Thursday, February 7th, 2008
The most recent issue of Health Affairs (subscription required) has an intriguing proposal on how we might pay for drugs to maximize the number of people who need drugs actually taking them while minimizing cost. (“Drug Licenses: A New Model For Pharmaceutical Pricing”). The authors introduce the problem:
High drug prices are a major barrier to patients’ access to drugs and compliance with treatment. Yet low drug prices are often argued to provide inadequate incentives for innovation.
While their analysis of whether prices really influence R&D is, in my opinion, flawed, their underlying point is accurate: High drug prices reduce patients’ compliance (i.e. whether patients actually take the drugs they’re prescribed). For conditions where drug treatment has a significant impact, that can affect the patients’ health and also increase health costs overall. The drugs the authors focus on are a good example: statins for high cholesterol. Ensuring that patients who actually needs statins can afford to take them can prevent heart attacks and hospitalizations, which are of course far more expensive than the drugs. The authors point to studies showing that even modest increases in the copayments that patients have to pay for statins under their insurance can significantly reduce patient compliance.
The authors’ proposed solution is to change how we pay for drugs like these. The main costs associated with a producing a drug are upfront: the research, the clinical trials, the steps to get the drug approved, etc. Once approved, the cost of producing each tablet or capsule is, for most drugs, very low. Thus, paying by the pill it is not necessarily the only, or the best, way to compensate the drug company. We already pay for certain products the way the authors propose, the most familiar example being computer software and cable TV:
The licensing model we propose is referred to by economists as “two-part pricing.” Numerous examples of this exist in the nonmedical world, including Internet service, cable and satellite television, all-you-can-eat buffets, country club memberships, and cell phone plans. But perhaps the most relevant example is software. Instead of charging a fee every time a person starts his or her computer, Microsoft charges a one-time fee for the use of Windows. What makes pharmaceuticals similar to these products—and distinguishes them from other health services—are the very low costs of production and the existence of few good substitutes.

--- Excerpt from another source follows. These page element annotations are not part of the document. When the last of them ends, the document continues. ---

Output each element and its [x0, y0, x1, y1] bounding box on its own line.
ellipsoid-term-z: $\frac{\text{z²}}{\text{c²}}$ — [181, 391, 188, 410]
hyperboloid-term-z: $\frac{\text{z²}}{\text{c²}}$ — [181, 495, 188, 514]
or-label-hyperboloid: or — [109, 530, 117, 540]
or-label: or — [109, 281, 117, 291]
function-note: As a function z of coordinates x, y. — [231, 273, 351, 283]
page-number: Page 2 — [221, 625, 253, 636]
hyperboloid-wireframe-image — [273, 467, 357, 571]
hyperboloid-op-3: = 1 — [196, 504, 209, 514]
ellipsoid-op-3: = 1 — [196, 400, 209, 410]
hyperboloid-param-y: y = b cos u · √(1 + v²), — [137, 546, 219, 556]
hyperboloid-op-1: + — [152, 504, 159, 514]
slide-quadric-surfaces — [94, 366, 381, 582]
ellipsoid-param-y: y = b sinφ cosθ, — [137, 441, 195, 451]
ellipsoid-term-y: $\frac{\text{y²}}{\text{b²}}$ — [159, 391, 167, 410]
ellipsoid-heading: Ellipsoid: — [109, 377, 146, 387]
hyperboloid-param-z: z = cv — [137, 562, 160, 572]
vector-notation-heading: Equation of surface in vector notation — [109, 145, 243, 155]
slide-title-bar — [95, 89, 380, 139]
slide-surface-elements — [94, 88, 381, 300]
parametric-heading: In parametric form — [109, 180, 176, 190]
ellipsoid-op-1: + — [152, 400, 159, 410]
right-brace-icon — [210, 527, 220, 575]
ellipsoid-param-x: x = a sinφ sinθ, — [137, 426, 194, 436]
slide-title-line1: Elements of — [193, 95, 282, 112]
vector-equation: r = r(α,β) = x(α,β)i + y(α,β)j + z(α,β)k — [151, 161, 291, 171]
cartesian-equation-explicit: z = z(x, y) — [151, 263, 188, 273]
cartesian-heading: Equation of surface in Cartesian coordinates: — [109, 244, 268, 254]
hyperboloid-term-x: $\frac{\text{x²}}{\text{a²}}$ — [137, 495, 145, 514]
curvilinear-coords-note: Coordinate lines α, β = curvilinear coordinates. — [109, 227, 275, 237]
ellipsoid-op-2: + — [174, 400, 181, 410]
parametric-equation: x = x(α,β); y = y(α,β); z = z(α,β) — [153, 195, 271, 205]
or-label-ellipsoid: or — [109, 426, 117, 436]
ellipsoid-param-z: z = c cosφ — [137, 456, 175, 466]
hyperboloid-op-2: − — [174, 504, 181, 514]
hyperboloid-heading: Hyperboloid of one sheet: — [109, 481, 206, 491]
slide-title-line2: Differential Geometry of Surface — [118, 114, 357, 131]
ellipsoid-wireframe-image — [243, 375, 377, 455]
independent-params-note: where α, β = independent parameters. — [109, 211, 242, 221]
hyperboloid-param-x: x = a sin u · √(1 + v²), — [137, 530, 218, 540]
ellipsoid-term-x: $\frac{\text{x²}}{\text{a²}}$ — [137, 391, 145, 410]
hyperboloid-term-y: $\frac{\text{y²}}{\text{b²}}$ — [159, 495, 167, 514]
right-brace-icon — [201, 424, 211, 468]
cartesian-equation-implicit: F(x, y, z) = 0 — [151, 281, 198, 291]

Uncoupling the cost of the treatment from each pill (or each monthly supply of pills) ensures that patients won’t stop taking the drug, or stop filling the prescription because of the cost of a particular bottle of pills.
It’s an interesting model to consider: That patients purchase not the pills themselves, but the right to as many pills as they need for a given year.
Whether this is the right model, or whether there are others that are better, remains to be seen. But our current system in which drug companies hyper-market drugs to consumers regardless of whether those drugs are truly needed, in which many consumers are shielded from the true cost of those drugs, and in which ironically many patients who actually need certain drugs can’t afford them, clearly isn’t working. This is one alternative worth considering.